The proportion of all infected individuals that will progress to LFRL, while considered to be relatively small, is not well understood. It appears to depend on multiple factors including genetics, geography, exposure to infection, and worm species, and it was not possible in this cross-sectional study to determine which of the positive cases may be at risk of progression to advanced disease, if any. The fact that mean between-infection group differences can be objectively measured suggests that there is an insidious effect of LF antigenemia on skin and subcutaneous tissues in the lower limb, and this is consistent with the current understanding of the pathogenesis of lymphedema [19
]. Follow-up on this Myanmar cohort may provide some insight into individual variation among antigen-positive persons to define who is most at risk.
The Indurometer gave the clearest indication that tonometry can be used to detect covert lymphatic change in the lower limb. While the Tonometer and SkinFibroMeter may not have detected latent changes in asymptomatic cases in this cohort, their use in assessment of established leg lymphedema from all causes warrants further study. When using these devices to track changes in the same person over time, moderating factors such as age and gender will be immaterial, hydration can be controlled for by administering a drink prior to measurement, and any change in BMI can be considered when interpreting the results, as is already the practice in BCRL. Indurometry and BIS measures may be useful in monitoring clinical progression in people at risk of lower limb lymphedema and may provide an inexpensive means to objectively measure lymphedema in LF populations.
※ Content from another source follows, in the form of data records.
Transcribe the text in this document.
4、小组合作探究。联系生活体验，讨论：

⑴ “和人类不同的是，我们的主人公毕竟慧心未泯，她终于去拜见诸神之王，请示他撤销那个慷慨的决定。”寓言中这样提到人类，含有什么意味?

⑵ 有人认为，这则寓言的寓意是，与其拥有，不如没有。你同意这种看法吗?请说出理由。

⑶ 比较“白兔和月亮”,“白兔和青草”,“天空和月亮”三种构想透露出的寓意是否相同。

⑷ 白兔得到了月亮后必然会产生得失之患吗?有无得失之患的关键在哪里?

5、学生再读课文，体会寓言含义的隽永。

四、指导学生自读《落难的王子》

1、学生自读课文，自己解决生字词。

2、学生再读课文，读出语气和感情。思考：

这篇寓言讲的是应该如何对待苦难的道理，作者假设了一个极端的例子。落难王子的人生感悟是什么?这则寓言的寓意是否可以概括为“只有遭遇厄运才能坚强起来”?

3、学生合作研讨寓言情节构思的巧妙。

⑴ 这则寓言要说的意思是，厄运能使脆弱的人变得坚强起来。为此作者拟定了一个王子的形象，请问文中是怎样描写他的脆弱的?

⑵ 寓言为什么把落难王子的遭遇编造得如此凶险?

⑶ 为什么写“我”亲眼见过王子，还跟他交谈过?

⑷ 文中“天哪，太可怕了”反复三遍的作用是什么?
The presence and direction of clinically-relevant changes in the antigen-positive cases in Myanmar support the hypothesis that LF can induce covert changes in the subcutaneous tissues of the lower limbs. This contributes to the case for formal recognition of a Stage 0 in the classification of LF-related lymphedema. The disparity in resources between BCRL and LFRL settings should not be a barrier to transferring reliable and effective protocols for early detection and intervention in lymphedema to LF populations.